Joe Biden's Impeachment Gets One Step Closer

Impeachment proceedings against President Joe Biden appear to be one step closer after Speaker of the House Kevin McCarthy suggested on Monday that a GOP probe into the president is "rising to the level of impeachment inquiry."

McCarthy, who leads the Republican majority in the House of Representatives, told Fox News' Sean Hannity that Biden had not been truthful about his involvement with his son Hunter Biden's business dealings.

His comments come after The New York Post reported that a former business partner of Hunter Biden's, Devon Archer, is expected to testify before the House Oversight Committee that Hunter Biden put his father on speakerphone during business calls on multiple occasions.

The White House has repeatedly denied that Biden had any involvement with his son's business dealings.

Joe Biden Speaks at the White House
President Joe Biden gives remarks on Artificial Intelligence in the Roosevelt Room at the White House on July 21, 2023 in Washington, DC. Biden may be a step closer to facing impeachment in the House of Representatives. Anna Moneymaker/Getty Images

"When Biden was running for office, he told the public he has never talked about business. He said his family has never received a dollar from China, which we prove is not true," McCarthy told Hannity on Monday night.

The speaker mentioned two IRS whistleblowers who have alleged that the Department of Justice (DOJ) has given favor to the Biden family while unfairly targeting conservatives.

He also mentioned shell companies which were allegedly used to funnel foreign funds to the Biden family.

"We've only followed where the information has taken us. But Hannity, this is rising to the level of impeachment inquiry, which provides Congress the strongest power to get the rest of the knowledge and information needed," McCarthy said.

He went on: "Because this president has also used something we have not seen since Richard Nixon: Use the weaponization of government to benefit his family and deny Congress the ability to have the oversight."

Ian Sams, White House spokesperson for oversight and investigations, responded to McCarthy's comments on Twitter.

"Instead of focusing on the real issues Americans want us to address like continuing to lower inflation or create jobs, this is what the @HouseGOP wants to prioritize. Their eagerness to go after @POTUS regardless of the truth is seemingly bottomless," Sams wrote.

Newsweek has reached out to the White House via email for further comment.

White House press secretary Karine Jean-Pierre also reiterated earlier on Monday that Biden had no involvement with his son's business affairs.

"I've been asked this question a million times. The answer is not going to change," Jean-Pierre said at a press briefing. "The answer remains the same. The president was never in business with his son. I just don't have anything else to add."

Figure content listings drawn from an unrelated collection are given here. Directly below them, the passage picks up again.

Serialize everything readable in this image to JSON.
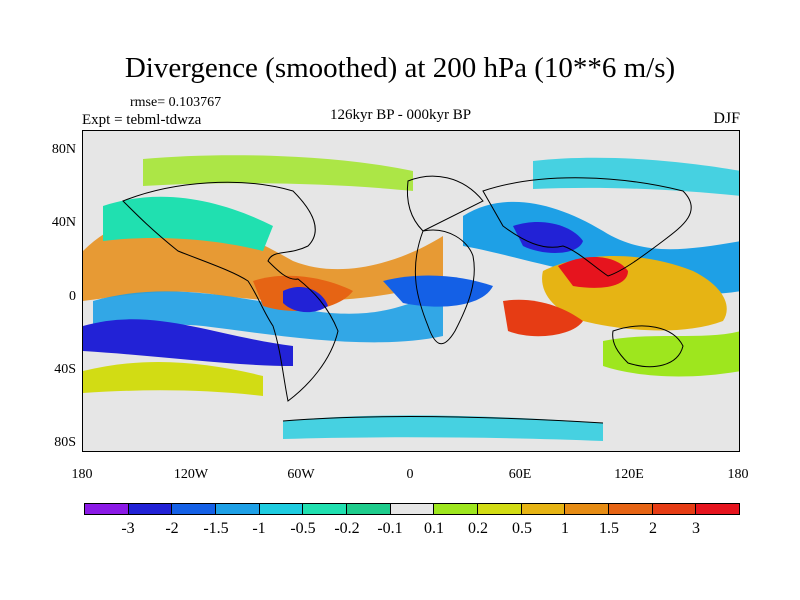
{
  "title": "Divergence (smoothed) at 200 hPa (10**6 m/s)",
  "rmse_label": "rmse= 0.103767",
  "experiment_label": "Expt = tebml-tdwza",
  "period_label": "126kyr BP - 000kyr BP",
  "season_label": "DJF",
  "map": {
    "lat_ticks": [
      "80N",
      "40N",
      "0",
      "40S",
      "80S"
    ],
    "lon_ticks": [
      "180",
      "120W",
      "60W",
      "0",
      "60E",
      "120E",
      "180"
    ]
  },
  "colorbar": {
    "colors": [
      "#8b1ae6",
      "#2222d6",
      "#1460e6",
      "#1ea0e6",
      "#1ecce0",
      "#20e0b0",
      "#1ecc8c",
      "#e6e6e6",
      "#9ee61e",
      "#d2dc14",
      "#e6b414",
      "#e68c14",
      "#e66414",
      "#e63c14",
      "#e6141e"
    ],
    "labels": [
      "-3",
      "-2",
      "-1.5",
      "-1",
      "-0.5",
      "-0.2",
      "-0.1",
      "0.1",
      "0.2",
      "0.5",
      "1",
      "1.5",
      "2",
      "3"
    ]
  }
}
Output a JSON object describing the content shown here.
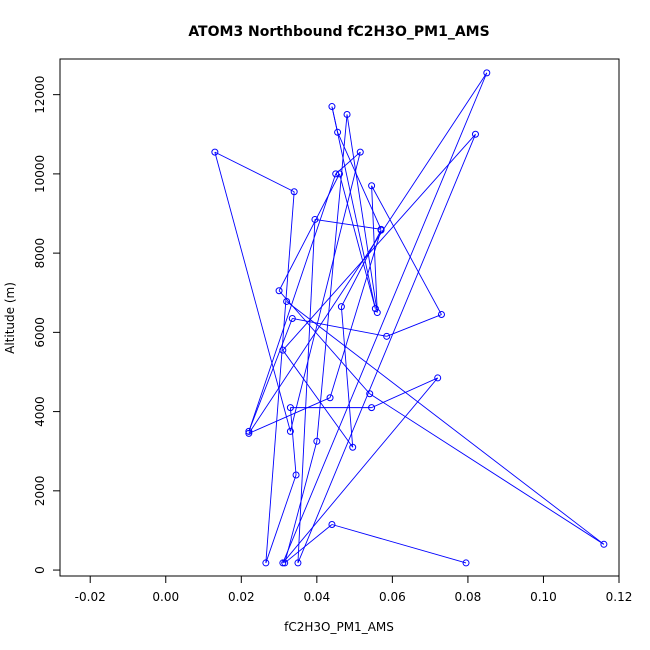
{
  "chart_data": {
    "type": "line",
    "title": "ATOM3 Northbound fC2H3O_PM1_AMS",
    "xlabel": "fC2H3O_PM1_AMS",
    "ylabel": "Altitude (m)",
    "xlim": [
      -0.028,
      0.12
    ],
    "ylim": [
      -150,
      12900
    ],
    "xticks": [
      -0.02,
      0.0,
      0.02,
      0.04,
      0.06,
      0.08,
      0.1,
      0.12
    ],
    "xtick_labels": [
      "-0.02",
      "0.00",
      "0.02",
      "0.04",
      "0.06",
      "0.08",
      "0.10",
      "0.12"
    ],
    "yticks": [
      0,
      2000,
      4000,
      6000,
      8000,
      10000,
      12000
    ],
    "ytick_labels": [
      "0",
      "2000",
      "4000",
      "6000",
      "8000",
      "10000",
      "12000"
    ],
    "grid": false,
    "series": [
      {
        "color": "#0000ff",
        "marker": "open-circle",
        "x": [
          0.0795,
          0.044,
          0.0315,
          0.04,
          0.048,
          0.056,
          0.0545,
          0.073,
          0.0585,
          0.0335,
          0.022,
          0.045,
          0.0515,
          0.033,
          0.013,
          0.034,
          0.0265,
          0.0345,
          0.033,
          0.0545,
          0.072,
          0.031,
          0.085,
          0.022,
          0.0435,
          0.057,
          0.0465,
          0.0495,
          0.031,
          0.082,
          0.035,
          0.0395,
          0.057,
          0.0455,
          0.044,
          0.0555,
          0.046,
          0.03,
          0.054,
          0.116,
          0.032
        ],
        "y": [
          180,
          1150,
          180,
          3250,
          11500,
          6500,
          9700,
          6450,
          5900,
          6350,
          3500,
          10000,
          10550,
          3500,
          10550,
          9550,
          180,
          2400,
          4100,
          4100,
          4850,
          180,
          12550,
          3450,
          4350,
          8580,
          6650,
          3100,
          5550,
          11000,
          180,
          8850,
          8600,
          11050,
          11700,
          6600,
          10000,
          7050,
          4450,
          650,
          6780
        ]
      }
    ]
  }
}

Political scientists who spoke to Newsweek about a potential Biden impeachment in May argued that any move to impeach the president would be aimed at pleasing the Republican Party base.

"The hard-core, MAGA-oriented, constituency base of the Republican Party believes that the two impeachments of former president Donald Trump were partisan 'witch hunts,' without legitimate justification, and hankers for retaliation," Paul Quirk, a political scientist at the University of British Columbia in Canada, told Newsweek.

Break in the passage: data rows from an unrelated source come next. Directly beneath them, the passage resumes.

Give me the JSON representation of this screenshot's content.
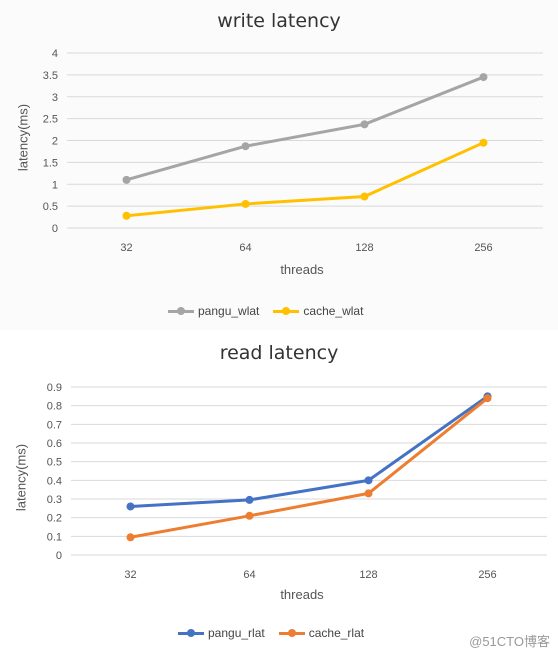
{
  "chart_data": [
    {
      "type": "line",
      "title": "write latency",
      "xlabel": "threads",
      "ylabel": "latency(ms)",
      "categories": [
        "32",
        "64",
        "128",
        "256"
      ],
      "ylim": [
        0,
        4
      ],
      "yticks": [
        "0",
        "0.5",
        "1",
        "1.5",
        "2",
        "2.5",
        "3",
        "3.5",
        "4"
      ],
      "grid": true,
      "legend": "bottom",
      "series": [
        {
          "name": "pangu_wlat",
          "color": "#a5a5a5",
          "values": [
            1.1,
            1.87,
            2.37,
            3.45
          ]
        },
        {
          "name": "cache_wlat",
          "color": "#ffc000",
          "values": [
            0.28,
            0.55,
            0.72,
            1.95
          ]
        }
      ]
    },
    {
      "type": "line",
      "title": "read latency",
      "xlabel": "threads",
      "ylabel": "latency(ms)",
      "categories": [
        "32",
        "64",
        "128",
        "256"
      ],
      "ylim": [
        0,
        0.9
      ],
      "yticks": [
        "0",
        "0.1",
        "0.2",
        "0.3",
        "0.4",
        "0.5",
        "0.6",
        "0.7",
        "0.8",
        "0.9"
      ],
      "grid": true,
      "legend": "bottom",
      "series": [
        {
          "name": "pangu_rlat",
          "color": "#4472c4",
          "values": [
            0.26,
            0.295,
            0.4,
            0.85
          ]
        },
        {
          "name": "cache_rlat",
          "color": "#ed7d31",
          "values": [
            0.095,
            0.21,
            0.33,
            0.84
          ]
        }
      ]
    }
  ],
  "watermark": "@51CTO博客"
}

"The idea is essentially, 'the Democrats impeached Trump, so we should impeach Biden,'" he added.

The move could also carry risks for Republicans, however.

"Republicans need to tread carefully with impeachment talk, as it has a huge potential to backfire," Thomas Gift, founding director of University College London's Centre on U.S. Politics, told Newsweek.

"Defenders will say that Democrats already weaponized impeachment under Trump, and so taking on Biden is well within the bounds of the GOP House majority," he said. "But a big risk is that the maneuver would be seen for what it is: petty, overtly partisan, and a distraction from delivering on policy promises for the American people."

"All of that could enable Biden his own opportunity to take a page out of Trump's playbook and cry 'witch hunt,'" Gift added.

If House Republicans move to impeach Biden, they are likely to follow the example set by Democrats during both of Trump's impeachments.

Quirk told Newsweek that if at some point "House Republicans decide to initiate a formal impeachment investigation, it will presumably begin with closed-door proceedings—staff research, interviewing and deposing of witnesses, and miscellaneous sleuthing—in the Judiciary Committee."

"If they follow the example of the Democrats' procedures in the Trump impeachments, the committee will not hold public hearings unless and until it has developed credible evidence of one or more impeachable offenses—supporting charges that appear likely to gain virtually unanimous agreement in the party and to be taken seriously by mainstream media," he said.